Gary Coronado / Los Angeles Times via Getty Images

ANAHEIM, Calif. -- A light-colored cowboy hat sits atop the bat rack in the Los Angeles Angels' dugout, a temporary prize for any player who sends a baseball over an outfield fence. The home run ritual was the brainchild of Tim Buss, a coaching assistant Angels manager Joe Maddon calls his "VP of stuff," and it has quickly become the team's most cherished in-game tradition.

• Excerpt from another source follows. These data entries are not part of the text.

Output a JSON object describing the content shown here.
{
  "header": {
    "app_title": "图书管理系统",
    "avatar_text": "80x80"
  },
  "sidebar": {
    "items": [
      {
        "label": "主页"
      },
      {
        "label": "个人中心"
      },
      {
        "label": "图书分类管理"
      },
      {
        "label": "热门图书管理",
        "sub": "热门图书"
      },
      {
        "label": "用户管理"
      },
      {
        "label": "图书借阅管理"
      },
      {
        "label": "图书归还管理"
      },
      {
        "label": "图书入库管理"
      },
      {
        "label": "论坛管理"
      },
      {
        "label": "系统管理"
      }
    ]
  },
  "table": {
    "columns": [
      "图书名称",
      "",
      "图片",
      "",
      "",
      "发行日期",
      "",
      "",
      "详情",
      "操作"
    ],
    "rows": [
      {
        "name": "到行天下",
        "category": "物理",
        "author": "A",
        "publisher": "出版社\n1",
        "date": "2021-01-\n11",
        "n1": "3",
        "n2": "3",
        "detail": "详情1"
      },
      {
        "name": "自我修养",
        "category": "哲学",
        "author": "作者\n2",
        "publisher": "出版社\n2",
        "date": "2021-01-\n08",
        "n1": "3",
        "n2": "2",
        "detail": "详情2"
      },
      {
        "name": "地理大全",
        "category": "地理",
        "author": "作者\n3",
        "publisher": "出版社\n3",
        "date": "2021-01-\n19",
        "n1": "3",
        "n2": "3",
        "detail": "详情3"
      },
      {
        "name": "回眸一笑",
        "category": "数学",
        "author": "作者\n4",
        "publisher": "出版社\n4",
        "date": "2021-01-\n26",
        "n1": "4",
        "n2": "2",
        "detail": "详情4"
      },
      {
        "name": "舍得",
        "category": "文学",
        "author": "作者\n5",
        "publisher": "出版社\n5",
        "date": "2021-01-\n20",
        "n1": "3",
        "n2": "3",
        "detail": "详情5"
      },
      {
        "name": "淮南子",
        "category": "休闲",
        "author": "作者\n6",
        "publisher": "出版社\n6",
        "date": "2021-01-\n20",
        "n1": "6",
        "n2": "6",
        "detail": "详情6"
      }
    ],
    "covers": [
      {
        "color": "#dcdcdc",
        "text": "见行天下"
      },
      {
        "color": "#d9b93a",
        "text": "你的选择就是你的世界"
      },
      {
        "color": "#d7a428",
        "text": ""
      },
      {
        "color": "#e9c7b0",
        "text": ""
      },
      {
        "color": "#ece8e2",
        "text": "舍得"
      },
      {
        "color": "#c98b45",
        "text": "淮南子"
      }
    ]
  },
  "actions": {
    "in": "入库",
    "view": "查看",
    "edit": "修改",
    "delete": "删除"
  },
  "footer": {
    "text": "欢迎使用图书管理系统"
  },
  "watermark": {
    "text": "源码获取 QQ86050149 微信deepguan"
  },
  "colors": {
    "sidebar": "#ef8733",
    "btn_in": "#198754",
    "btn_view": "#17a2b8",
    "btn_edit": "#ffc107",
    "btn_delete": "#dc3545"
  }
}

The hat -- an off-white Cody James model with black trim -- was recently outfitted with decals to commemorate every one of these celebrations and is now decorated with 44 of them, representative of the Angels' major league lead in home runs. Four were added on Tuesday alone, amid a 12-0 rout punctuated by Reid Detmers' improbable no-hitter against the visiting Tampa Bay Rays. Mike Trout was graced with the hat upon reentering Angel Stadium's third-base dugout after his second-inning home run, then scampered down the steps and bounced through a parade of high-fives. Chad Wallach did the same in the third, then Trout again in the eighth, then Anthony Rendon moments later -- while batting left-handed for the first time in his career, against soft-tossing outfielder Brett Phillips.

It's a ritual akin to the Boston Red Sox's laundry-cart celebration, and a tribute -- coincidentally -- to former Angels owner Gene Autry and his iconic white cowboy hat.

It also seems to represent something else -- that maybe this year is different.